A hot air balloon is rising upward with a constant speed of 2.50m/s. When the balloon is 3.0 m above the ground, the balloonist drops a compass over the side of the balloon. How much time elapses before the compass hits the ground?

PS. Do you mind explaining why you chose a certain formula or why you plugged in certain values?

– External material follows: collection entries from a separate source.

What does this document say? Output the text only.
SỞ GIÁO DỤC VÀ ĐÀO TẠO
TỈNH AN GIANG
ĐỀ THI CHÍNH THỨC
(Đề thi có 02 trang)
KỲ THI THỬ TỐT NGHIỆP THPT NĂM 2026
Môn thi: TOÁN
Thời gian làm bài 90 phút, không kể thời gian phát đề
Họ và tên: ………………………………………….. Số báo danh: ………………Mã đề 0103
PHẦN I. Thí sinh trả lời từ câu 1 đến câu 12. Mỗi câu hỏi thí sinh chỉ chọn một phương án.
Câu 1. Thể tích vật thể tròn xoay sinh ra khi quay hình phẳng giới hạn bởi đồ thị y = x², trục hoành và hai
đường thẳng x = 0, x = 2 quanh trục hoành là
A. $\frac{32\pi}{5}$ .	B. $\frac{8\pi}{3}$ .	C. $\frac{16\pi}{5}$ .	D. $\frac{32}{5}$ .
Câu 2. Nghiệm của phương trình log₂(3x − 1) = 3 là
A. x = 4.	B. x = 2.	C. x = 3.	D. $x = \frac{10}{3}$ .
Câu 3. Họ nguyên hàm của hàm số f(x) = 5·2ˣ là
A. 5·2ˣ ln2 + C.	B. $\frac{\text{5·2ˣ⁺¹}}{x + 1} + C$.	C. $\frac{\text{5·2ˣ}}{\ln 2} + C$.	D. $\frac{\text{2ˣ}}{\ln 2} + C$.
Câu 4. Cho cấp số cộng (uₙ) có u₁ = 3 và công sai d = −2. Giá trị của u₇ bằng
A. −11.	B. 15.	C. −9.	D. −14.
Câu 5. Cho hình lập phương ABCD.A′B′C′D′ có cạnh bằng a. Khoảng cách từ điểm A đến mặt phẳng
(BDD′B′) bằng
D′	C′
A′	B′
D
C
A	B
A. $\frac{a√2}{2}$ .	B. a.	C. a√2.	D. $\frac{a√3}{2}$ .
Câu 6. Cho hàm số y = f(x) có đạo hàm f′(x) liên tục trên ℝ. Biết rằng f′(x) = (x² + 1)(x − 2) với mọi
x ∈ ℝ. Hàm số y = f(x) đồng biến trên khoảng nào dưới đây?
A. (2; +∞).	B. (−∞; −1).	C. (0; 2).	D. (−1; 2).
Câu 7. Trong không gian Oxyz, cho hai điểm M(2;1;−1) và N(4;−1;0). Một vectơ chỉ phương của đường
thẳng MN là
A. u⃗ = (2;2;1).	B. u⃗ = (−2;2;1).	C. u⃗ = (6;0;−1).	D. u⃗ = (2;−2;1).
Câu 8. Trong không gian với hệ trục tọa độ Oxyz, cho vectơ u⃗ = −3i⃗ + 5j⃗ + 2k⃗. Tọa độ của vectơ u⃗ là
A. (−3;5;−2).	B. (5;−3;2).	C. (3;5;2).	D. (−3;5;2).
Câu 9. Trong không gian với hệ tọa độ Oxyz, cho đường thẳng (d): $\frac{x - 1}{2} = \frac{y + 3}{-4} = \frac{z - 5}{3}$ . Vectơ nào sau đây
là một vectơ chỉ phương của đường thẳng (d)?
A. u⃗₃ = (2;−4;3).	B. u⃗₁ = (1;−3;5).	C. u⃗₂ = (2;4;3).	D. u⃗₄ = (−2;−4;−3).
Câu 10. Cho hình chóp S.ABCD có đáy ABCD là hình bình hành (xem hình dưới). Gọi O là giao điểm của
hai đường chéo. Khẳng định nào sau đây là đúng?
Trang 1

Let's assume that the balloonist dropped the compass over the the side as the balloon still rising upward at 2.5m/s

So you have:

Vi = - 2.5 m/s (because the compass is still going with the balloon as it starts to fall down)

d = 3 m

a = 9.81 m/s^2

At first you use this formula to find the Vf (finally velocity):

Vf^2 = Vi^2 + 2ad

Vf^2 = 6.25 + 2 (9.81) (3)

Vf^2 = 65.11

Vf = 8.07 m/s

Finally you use this formula to find the time:

Vf = Vi + at

8.07 = - 2.5 + (9.81) t

10.57 = (9.81) t

t = 1.08 s

Your final answer is 1.07 seconds.

In the first answer submitted, Samuel got a good answer. But for the life of me,

I'm having trouble following his solution. I'm not that great at math and physics,

so here's how I did it:

I always call 'up' positive and 'down' negative, and I use one single

formula for the height of anything that's tossed or dropped:

H = Height at any time

H₀ = height when it's released = 3m

V₀ = vertical speed when it's released = 2.5 m/s

T = time after it's released

G = acceleration of gravity = - 9.8 m/s²

H = H₀ + V₀T - 1/2 G T²

H = 3 + 2.5T - 4.9T²

That's the height of the compass at any time after it's dropped, and

we simply want to know the time ' T ' when H = 0 (it hits the ground).

- 4.9T² + 2.5 T + 3 = 0

That's a perfectly good quadratic equation, which you can solve for ' T '.

The solutions are T = - 0.567sec and T = 1.078sec.

The one with physical significance in the real situation is T = 1.078sec.